This is the mail archive of the
libc-alpha@sourceware.org
mailing list for the glibc project.
Re: [PATCH] x86-64: Improve branch predication in _dl_runtime_resolve_avx512_opt [BZ #21258]
- From: "H.J. Lu" <hjl dot tools at gmail dot com>
- To: GNU C Library <libc-alpha at sourceware dot org>
- Date: Fri, 7 Apr 2017 10:06:15 -0700
- Subject: Re: [PATCH] x86-64: Improve branch predication in _dl_runtime_resolve_avx512_opt [BZ #21258]
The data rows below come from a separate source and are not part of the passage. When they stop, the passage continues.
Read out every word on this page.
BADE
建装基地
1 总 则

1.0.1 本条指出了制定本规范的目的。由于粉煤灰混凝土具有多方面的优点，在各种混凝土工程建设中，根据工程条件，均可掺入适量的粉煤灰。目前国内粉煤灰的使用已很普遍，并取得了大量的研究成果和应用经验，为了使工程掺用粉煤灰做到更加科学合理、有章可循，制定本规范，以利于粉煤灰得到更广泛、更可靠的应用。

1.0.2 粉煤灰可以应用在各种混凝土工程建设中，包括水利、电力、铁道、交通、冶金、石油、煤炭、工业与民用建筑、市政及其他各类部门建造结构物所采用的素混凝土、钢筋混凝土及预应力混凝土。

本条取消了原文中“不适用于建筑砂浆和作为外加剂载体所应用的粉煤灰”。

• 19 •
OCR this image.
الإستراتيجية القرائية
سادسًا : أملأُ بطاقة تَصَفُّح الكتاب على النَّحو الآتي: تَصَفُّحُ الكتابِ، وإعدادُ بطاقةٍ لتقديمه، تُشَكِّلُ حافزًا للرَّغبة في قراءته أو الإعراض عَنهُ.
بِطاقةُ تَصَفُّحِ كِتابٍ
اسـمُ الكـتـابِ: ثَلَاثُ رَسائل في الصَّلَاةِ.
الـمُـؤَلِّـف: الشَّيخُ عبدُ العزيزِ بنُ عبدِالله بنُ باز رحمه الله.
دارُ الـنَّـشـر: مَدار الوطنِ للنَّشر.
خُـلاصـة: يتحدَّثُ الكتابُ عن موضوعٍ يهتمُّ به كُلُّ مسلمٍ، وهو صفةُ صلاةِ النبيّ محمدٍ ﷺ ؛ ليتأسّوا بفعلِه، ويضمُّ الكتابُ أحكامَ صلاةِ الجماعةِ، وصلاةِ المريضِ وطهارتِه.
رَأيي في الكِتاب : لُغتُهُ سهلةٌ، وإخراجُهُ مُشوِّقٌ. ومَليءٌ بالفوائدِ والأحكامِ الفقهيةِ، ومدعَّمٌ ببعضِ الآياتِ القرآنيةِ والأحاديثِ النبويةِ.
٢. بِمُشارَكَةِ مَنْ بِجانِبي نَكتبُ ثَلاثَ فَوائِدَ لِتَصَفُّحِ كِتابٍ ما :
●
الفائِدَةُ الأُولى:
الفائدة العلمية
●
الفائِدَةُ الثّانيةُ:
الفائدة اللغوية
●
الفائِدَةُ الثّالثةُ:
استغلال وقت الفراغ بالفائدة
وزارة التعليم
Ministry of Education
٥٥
- Authentication-results: sourceware.org; auth=none
- References: <20170316203911.GA26261@intel.com> <CAMe9rOoRYkDq67hSdiA_LJsc2rZJ+afU3RhgyN97V8kcduYuKw@mail.gmail.com>
On Tue, Mar 21, 2017 at 11:01 AM, H.J. Lu <hjl.tools@gmail.com> wrote:
> On Thu, Mar 16, 2017 at 1:39 PM, H.J. Lu <hongjiu.lu@intel.com> wrote:
>> On Skylake server, _dl_runtime_resolve_avx512_opt is used to preserve
>> the first 8 vector registers. The code layout is
>>
>> if only %xmm0 - %xmm7 registers are used
>> preserve %xmm0 - %xmm7 registers
>> if only %ymm0 - %ymm7 registers are used
>> preserve %ymm0 - %ymm7 registers
>> preserve %zmm0 - %zmm7 registers
>>
>> Branch predication always executes the fallthrough code path to preserve
>> %zmm0 - %zmm7 registers speculatively, even though only %xmm0 - %xmm7
>> registers are used. This leads to lower CPU frequency on Skylake
>> server. This patch changes the fallthrough code path to preserve
>> %xmm0 - %xmm7 registers instead:
>>
>> if whole %zmm0 - %zmm7 registers are used
>> preserve %zmm0 - %zmm7 registers
>> if only %ymm0 - %ymm7 registers are used
>> preserve %ymm0 - %ymm7 registers
>> preserve %xmm0 - %xmm7 registers
>>
>> Tested on Skylake server.
>>
>> Any comments?
>
> I checked it in.
>
I am backing it to 2.25 and 2.24 branches.
--
H.J.